Ce faisant, la personne développe les réflexes de se construire une façade et de faire son autopromotion, alors que ce sont les réflexes opposés qui sont bénéfiques à l’apprentissage : aller en quête de feedback, considérer les critiques et demander de l’aide.

C’est toutefois sur le plan du développement du talent que le manque d’humilité a l’impact le plus négatif. La simple énumération des comportements requis pour développer le talent fait ressortir l’ampleur du défi pour un gestionnaire en manque d’humilité : développer le talent demande d’être tourné vers autrui et de trouver la satisfaction dans le succès des autres.

Il faut développer une relation de confiance par un désir sincère d’aider, bref, il faut que le cœur y soit. Il faut apprendre à questionner et bien écouter. Il faut comprendre et apprivoiser ses émotions et celles d’autrui. Il faut aider les gens que l’on développe à avoir une saine estime de soi. Il faut donner l’exemple et ne jamais s’en lasser.
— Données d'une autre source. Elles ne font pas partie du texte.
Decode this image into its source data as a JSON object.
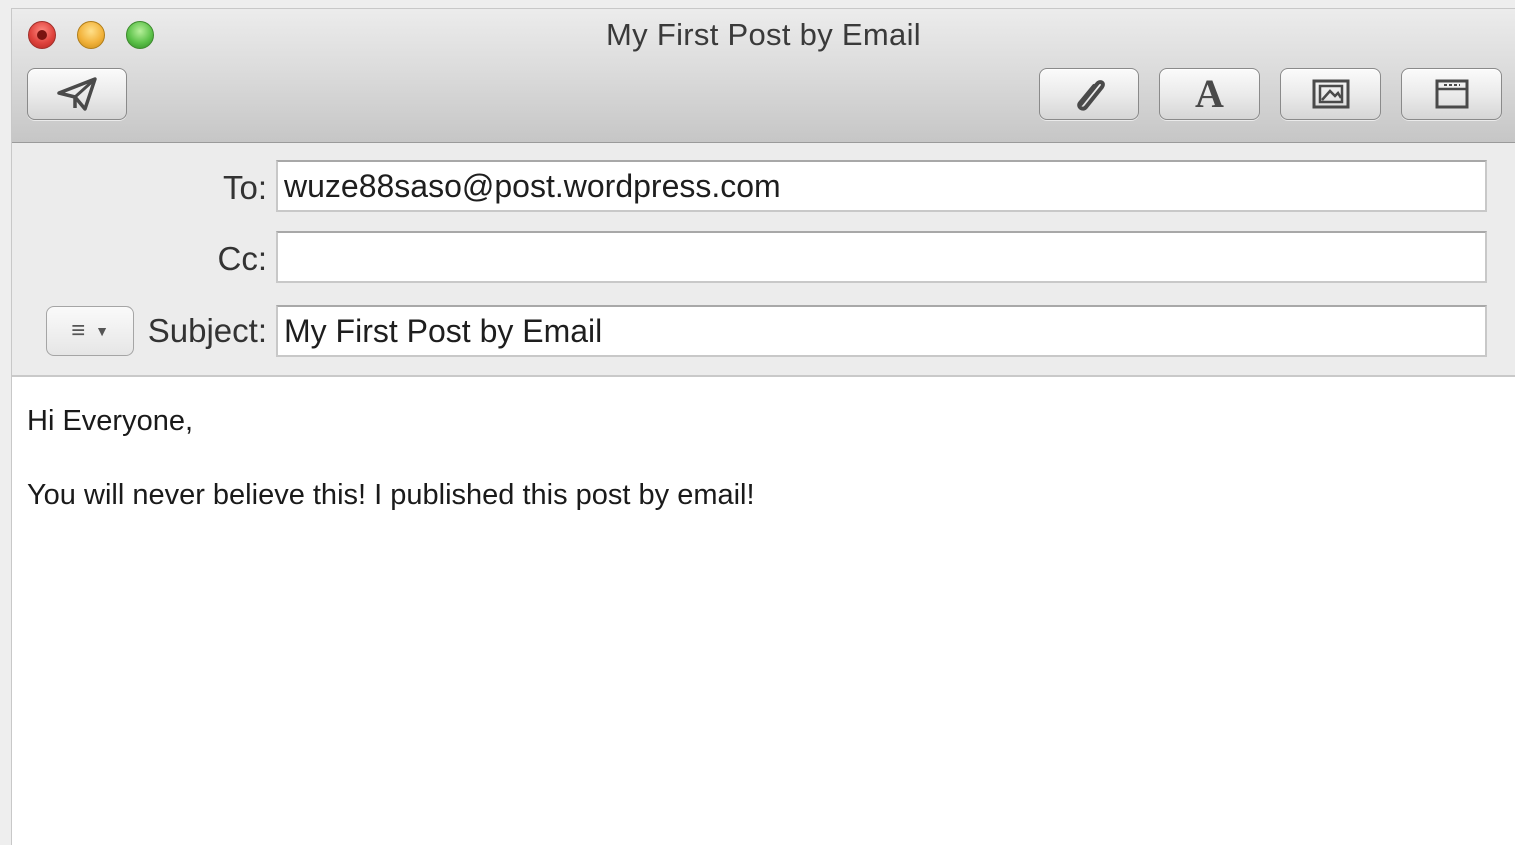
{
  "window": {
    "title": "My First Post by Email"
  },
  "toolbar": {
    "send_icon": "paper-plane-icon",
    "attach_icon": "paperclip-icon",
    "fonts_glyph": "A",
    "photo_icon": "photo-browser-icon",
    "stationery_icon": "stationery-icon"
  },
  "headers": {
    "to_label": "To:",
    "to_value": "wuze88saso@post.wordpress.com",
    "cc_label": "Cc:",
    "cc_value": "",
    "subject_label": "Subject:",
    "subject_value": "My First Post by Email",
    "format_menu_icon": "list-menu-icon"
  },
  "message": {
    "greeting": "Hi Everyone,",
    "line1": "You will never believe this! I published this post by email!"
  }
}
Tout cela pour dire qu’un bon développeur de talents est un expert en relations humaines constructives où les signes d’humilité dépassent largement les manifestations d’arrogance.

Jim Collins était d’avis que les leaders célèbres plus grands que nature avaient rarement mené une bonne compagnie à un niveau d’excellence. Ces gens avaient certes une grande volonté professionnelle, mais aussi une carence sur le plan de l’humilité personnelle. Il s’agit d’un bon rappel de l’importance de ne pas sous-estimer le moteur de l’humilité.